UConn plant biologists have developed a tool that may help alleviate public concerns surrounding genetically-modified plants.
Controlling the flow of
transgenic genes into the wild via pollen and seeds has been a huge concern to the public and a major challenge for scientists specializing in agricultural biotechnology.
|
Yi Li, associate professor of plant science, examines a specimen in his lab. |
Photo by K.S. Cao |
The tool, called a “GM-(genetically-modified)-gene-deletor,” could prevent genetically-modified gene flow into non-biotech crops or weeds.
The invention may be particularly useful to confine genetically altered genes used in vegetatively-propagated, undomesticated bio-energy crops, such as poplar, willow, and switchgrass.

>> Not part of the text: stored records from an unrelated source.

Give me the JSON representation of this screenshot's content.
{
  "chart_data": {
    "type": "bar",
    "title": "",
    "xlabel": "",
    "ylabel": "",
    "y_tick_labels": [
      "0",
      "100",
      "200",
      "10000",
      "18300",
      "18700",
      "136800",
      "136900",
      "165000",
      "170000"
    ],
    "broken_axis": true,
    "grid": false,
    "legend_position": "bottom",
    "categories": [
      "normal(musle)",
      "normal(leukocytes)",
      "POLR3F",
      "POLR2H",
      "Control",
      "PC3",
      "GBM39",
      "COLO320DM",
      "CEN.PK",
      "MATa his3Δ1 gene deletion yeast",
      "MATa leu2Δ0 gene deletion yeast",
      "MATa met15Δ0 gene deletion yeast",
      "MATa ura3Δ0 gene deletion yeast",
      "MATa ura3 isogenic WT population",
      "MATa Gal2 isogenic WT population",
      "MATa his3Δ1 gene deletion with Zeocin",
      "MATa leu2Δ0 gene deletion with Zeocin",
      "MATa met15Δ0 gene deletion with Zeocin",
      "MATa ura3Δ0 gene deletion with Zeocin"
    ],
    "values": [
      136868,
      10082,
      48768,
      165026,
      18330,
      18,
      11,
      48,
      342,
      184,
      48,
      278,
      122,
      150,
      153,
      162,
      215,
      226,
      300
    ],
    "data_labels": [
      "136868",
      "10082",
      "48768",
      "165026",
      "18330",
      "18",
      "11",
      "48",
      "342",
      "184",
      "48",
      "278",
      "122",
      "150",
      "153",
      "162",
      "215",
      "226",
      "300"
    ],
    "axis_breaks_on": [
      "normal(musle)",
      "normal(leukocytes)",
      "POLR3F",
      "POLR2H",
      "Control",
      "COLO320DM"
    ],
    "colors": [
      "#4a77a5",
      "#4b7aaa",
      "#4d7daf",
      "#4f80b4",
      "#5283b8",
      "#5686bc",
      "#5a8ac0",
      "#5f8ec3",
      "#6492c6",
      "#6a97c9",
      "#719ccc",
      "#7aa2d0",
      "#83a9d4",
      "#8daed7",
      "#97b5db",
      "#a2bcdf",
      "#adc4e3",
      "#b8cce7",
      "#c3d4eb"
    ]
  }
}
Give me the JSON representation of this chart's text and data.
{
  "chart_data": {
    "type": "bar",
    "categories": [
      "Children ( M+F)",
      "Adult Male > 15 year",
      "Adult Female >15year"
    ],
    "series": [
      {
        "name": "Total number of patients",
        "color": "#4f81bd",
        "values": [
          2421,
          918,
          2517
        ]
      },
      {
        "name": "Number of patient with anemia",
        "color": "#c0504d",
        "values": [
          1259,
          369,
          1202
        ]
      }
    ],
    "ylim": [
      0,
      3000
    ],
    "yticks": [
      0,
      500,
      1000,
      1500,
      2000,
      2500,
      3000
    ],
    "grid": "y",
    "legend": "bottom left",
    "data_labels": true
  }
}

The technology, developed in the laboratory of Yi Li, associate professor of plant science, provides a successful method for eliminating all the transgenic genes from pollen and seeds if needed. The research is published in the March issue of Plant Biotechnology Journal.
UConn’s GM-gene-deletor technology also could allow farmers to produce non-genetically modified consumer products, such as seeds, fruits, and flowers, from transgenic plants.
“For example,” Li explains, “herbicide-resistant genetically-modified traits are primarily needed to protect crops during growth prior to seed or fruit development.
The GM-gene-deletor could initiate the gene deletion process immediately prior to seed or fruit development.
That way, farmers would get the benefit of the added crop protection during a critical growth stage, without the unintended consequence of an uncontrolled spread of a herbicide-resistant gene, which some believe could create ‘super weeds.’”
UConn’s GM-gene-deletor also could be used in crops that are genetically modified for the production of pharmaceuticals to block the accidental transmission of these traits into food crops through seed or pollen.
The new technology also holds the potential to end a long-standing debate on so-called “terminator” gene or “terminator” seed technology that has pitted major agricultural biotechnology companies against poor farmers in developing countries.
The terminator technology inserts terminator or suicidal genes into genetically-modified seeds to ensure that no genes from genetically-modified crops contaminate non-genetically-modified crops.
This process protects the companies’ patents and could alleviate some of the same consumer concerns Li’s technology addresses, but at the expense of poor farmers in developing countries, who would have to buy fresh seeds every year because the terminator gene system renders the genetically modified plants sterile.
The terminator technology has yet to be commercialized because of the problems it poses for farmers in developing countries.
“With our technology,” says Hui Duan, one of Li’s former doctoral students and a co-author of the published research, “the seeds the farmers save will not have genetically-modified traits. The farmers would need to buy new seeds each year if they want the crops to have genetically-modified traits such as insect resistance or herbicide resistance. But if they did not want to do so or could not afford to do so, they would still be left with viable seeds to replant.”
Li’s group at UConn started this project in 2000 with funding from Connecticut Innovation Inc., the Consortium for Plant Biotechnology Research / U.S. Department of Energy, and UConn.
The team, and collaborators in China and at the University of Tennessee, reported a novel use of two site-specific DNA recombination systems to assemble a highly efficient gene eliminator that specifically targets the foreign genes.
By incorporating these systems into the genome of the genetically-modified plants, the scientists found the undesirable genes were removed from the pollen and seeds of the plant with as much as 100 percent efficiency.
Because of the exceptionally high deletion efficiency observed in the experimental plants, Li and his collaborators anticipate enormous potential for the technology to be used in large-scale plantings of agricultural crops, as well as genetically improved trees and bio-energy/bio-fuel and pulp-generating plant species.